I do cook, so problem solved there. Right now I can’t plant a garden, but when I can, I will. Case closed on that one.

9. Eat like an omnivore. Try to add new species, not just new foods, to your diet. The greater the diversity of species you eat, the more likely you are to cover all your nutritional bases. That of course is an argument from nutritionism, but there is a better one, one that takes a broader view of “health.” Biodiversity in the diet means less monoculture in the fields. What does that have to do with your health? Everything. The vast monocultures that now feed us require tremendous amounts of chemical fertilizers and pesticides to keep from collapsing. Diversifying those fields will mean fewer chemicals, healthier soils, healthier plants and animals and, in turn, healthier people. It’s all connected, which is another way of saying that your health isn’t bordered by your body and that what’s good for the soil is probably good for you, too.

Earlier in this article, Pollan mentions that four crops account for two-thirds of the calories humans eat: wheat, soybeans, corn, and rice. So adding new species…hm. That’s kind of a tricky one, because really, what’s available to us? Fish, chicken (I’ll lump duck and turkey in here too), pork, beef, lamb. Various fruits and vegetables. The Grains (and things like seeds and legumes).

I think his statement about adding new “species” as opposed to new “foods” to one’s diet is confusing. The dictionary definition of a species is “…the smallest group of classification. A species generally consists of all the individual organisms of a natural population which are able to interbreed, generally sharing similar appearance, characteristics and genetics due to having relatively recent common ancestors.” So Brassica oleracea is a species, but I’m sure Pollan would say that we shouldn’t just add cabbage alone to our diets, but also add brussels sprouts, cauliflower and broccoli, all of which fall into the species B. oleracea. I think the advice “add more different foods” is sufficient. It ought to be followed by the statement “Try everything you can find that’s edible.”

What I find to be a problem about this is that often some fruits and vegetables just aren’t good in their natural state. Ever eaten raw broccoli rabe (or rapini, as it’s sometimes called)? Or raw quince? Yuck. Yet cooked, those two things are wonderful, and I love them. The problem is twofold, it seems to me—first, people don’t eat enough of a variety of fruits and vegetables, and second, we don’t know how to prepare them to make them tasty. If we just follow the “add more” rule, stroll into the grocery store and buy the first unfamiliar vegetable that comes to hand, and eat it as is, more likley than not we’re going to be turned way off. What’s a would-be adventerous eater to do?

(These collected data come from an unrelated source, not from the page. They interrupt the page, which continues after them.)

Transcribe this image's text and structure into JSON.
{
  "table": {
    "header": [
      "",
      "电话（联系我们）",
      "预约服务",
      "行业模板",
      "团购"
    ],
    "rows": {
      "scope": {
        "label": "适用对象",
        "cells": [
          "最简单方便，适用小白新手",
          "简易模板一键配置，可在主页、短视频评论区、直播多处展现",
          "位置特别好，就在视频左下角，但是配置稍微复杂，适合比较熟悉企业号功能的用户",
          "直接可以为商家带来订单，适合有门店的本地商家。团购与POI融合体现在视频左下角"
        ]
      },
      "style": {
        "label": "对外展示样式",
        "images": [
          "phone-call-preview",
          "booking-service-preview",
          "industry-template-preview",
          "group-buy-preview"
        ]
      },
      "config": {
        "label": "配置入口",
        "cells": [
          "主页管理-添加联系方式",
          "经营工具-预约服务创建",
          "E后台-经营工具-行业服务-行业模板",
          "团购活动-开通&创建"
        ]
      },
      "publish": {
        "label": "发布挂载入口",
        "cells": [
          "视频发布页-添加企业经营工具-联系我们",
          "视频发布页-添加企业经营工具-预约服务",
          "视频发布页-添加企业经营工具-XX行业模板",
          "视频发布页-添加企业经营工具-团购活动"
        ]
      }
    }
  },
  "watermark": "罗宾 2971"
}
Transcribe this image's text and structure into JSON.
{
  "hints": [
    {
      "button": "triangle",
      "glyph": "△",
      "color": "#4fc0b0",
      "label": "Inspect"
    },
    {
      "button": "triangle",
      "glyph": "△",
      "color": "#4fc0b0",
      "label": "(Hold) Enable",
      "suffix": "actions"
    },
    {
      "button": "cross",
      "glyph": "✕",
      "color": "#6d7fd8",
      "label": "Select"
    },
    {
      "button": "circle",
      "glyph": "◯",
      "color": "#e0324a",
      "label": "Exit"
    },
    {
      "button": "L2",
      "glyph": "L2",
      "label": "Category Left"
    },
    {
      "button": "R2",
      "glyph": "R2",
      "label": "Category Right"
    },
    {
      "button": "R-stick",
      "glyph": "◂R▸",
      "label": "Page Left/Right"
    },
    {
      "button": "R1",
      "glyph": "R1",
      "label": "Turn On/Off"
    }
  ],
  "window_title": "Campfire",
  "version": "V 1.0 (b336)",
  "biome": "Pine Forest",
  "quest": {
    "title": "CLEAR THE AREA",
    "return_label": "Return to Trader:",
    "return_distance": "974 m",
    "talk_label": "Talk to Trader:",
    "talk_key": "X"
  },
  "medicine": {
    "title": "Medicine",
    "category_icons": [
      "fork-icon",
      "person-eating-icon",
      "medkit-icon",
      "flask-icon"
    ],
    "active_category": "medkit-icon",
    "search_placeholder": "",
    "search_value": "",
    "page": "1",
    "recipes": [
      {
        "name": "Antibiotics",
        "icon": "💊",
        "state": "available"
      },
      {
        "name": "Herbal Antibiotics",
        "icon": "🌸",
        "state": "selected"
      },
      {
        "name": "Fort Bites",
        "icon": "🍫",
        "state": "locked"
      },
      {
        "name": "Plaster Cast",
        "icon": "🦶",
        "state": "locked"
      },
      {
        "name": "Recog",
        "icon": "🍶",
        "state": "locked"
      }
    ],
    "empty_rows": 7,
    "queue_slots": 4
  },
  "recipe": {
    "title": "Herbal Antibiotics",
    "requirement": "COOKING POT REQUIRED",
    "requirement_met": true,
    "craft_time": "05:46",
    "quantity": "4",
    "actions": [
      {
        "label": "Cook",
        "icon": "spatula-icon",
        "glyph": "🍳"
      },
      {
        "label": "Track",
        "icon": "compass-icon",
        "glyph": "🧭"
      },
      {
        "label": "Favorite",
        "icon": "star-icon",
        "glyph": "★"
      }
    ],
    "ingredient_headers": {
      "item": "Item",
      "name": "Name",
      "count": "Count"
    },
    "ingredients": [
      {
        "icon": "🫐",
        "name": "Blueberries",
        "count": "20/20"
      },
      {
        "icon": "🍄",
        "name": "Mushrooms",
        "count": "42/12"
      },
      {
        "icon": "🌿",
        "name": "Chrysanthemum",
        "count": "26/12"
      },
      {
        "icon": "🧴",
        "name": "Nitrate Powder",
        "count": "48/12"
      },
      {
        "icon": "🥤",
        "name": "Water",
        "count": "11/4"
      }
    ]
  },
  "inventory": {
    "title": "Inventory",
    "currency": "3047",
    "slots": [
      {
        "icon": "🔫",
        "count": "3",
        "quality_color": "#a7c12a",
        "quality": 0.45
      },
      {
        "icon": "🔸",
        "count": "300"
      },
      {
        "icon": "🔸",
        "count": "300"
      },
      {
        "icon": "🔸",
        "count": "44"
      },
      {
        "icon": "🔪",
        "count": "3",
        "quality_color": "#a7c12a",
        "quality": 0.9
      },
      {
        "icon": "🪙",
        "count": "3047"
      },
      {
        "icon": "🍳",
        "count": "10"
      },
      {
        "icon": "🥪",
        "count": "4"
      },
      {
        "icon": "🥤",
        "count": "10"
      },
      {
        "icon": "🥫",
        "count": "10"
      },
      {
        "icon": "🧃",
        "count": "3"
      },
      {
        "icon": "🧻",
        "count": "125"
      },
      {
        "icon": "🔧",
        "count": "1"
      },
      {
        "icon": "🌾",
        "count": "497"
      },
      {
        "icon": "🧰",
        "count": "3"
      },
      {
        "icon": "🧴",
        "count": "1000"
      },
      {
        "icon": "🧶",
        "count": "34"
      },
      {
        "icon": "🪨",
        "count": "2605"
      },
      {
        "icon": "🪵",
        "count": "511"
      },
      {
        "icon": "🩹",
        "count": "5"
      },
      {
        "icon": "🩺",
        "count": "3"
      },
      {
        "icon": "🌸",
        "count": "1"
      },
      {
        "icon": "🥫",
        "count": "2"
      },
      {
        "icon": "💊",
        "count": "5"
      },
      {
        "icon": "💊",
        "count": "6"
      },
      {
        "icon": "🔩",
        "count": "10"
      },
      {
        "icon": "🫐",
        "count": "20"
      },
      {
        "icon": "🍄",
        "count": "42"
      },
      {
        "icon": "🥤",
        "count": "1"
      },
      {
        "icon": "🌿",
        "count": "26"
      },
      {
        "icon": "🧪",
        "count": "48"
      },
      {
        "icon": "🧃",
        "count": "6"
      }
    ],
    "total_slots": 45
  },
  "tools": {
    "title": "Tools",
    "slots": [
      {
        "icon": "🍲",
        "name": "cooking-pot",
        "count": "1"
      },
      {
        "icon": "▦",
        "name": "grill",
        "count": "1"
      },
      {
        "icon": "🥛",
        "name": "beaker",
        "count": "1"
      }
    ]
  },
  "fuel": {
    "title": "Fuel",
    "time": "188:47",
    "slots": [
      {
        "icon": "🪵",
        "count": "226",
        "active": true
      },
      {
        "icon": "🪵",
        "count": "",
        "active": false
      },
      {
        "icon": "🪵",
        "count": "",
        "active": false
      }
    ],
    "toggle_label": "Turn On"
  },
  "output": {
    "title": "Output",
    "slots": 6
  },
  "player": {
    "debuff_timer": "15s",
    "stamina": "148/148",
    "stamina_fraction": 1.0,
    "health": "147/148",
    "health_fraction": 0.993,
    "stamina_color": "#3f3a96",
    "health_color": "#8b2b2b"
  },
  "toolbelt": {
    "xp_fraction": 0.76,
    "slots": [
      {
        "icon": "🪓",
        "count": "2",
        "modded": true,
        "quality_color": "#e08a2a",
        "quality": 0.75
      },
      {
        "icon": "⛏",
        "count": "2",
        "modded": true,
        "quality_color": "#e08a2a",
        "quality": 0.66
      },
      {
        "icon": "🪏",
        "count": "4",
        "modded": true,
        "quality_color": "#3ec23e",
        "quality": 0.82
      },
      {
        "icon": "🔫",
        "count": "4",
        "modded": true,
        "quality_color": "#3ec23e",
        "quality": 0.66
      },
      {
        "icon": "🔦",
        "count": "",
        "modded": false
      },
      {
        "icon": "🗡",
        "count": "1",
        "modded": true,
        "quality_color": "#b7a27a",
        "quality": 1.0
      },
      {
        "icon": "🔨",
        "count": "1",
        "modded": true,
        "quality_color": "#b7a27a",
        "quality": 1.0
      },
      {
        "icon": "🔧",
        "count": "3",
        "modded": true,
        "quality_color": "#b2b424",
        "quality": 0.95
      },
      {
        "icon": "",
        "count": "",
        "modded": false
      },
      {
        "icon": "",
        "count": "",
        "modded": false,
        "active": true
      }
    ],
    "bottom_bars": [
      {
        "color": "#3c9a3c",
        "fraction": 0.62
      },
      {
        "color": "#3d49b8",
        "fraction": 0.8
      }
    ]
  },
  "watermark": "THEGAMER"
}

My solution, as always, is to buy more cookbooks. I’m not recommending this for everyone, necessarily, but based on the advice above to cook more, I’d say it would work for those truly dedicated to trying to eat better. I have several vegetable and vegetarian cookbooks, and I like “regular” cookbooks that have big sections on ways to cook different vegetables. In fact, say what you will about the “low carb” craze, it has produced a few very good cookbooks that focus on vegetable preparations.

At the beginning of this article, Mr. Pollan gives the solution to our diet and nutrition problems in 7 words (with a couple of sentences of clarification): Eat food. Not too much. Mostly plants. A little meat won’t kill you, though it’s better approached as a side dish than as a main. And you’re much better off eating whole fresh foods than processed food products.

And buy more cookbooks. He forgot that.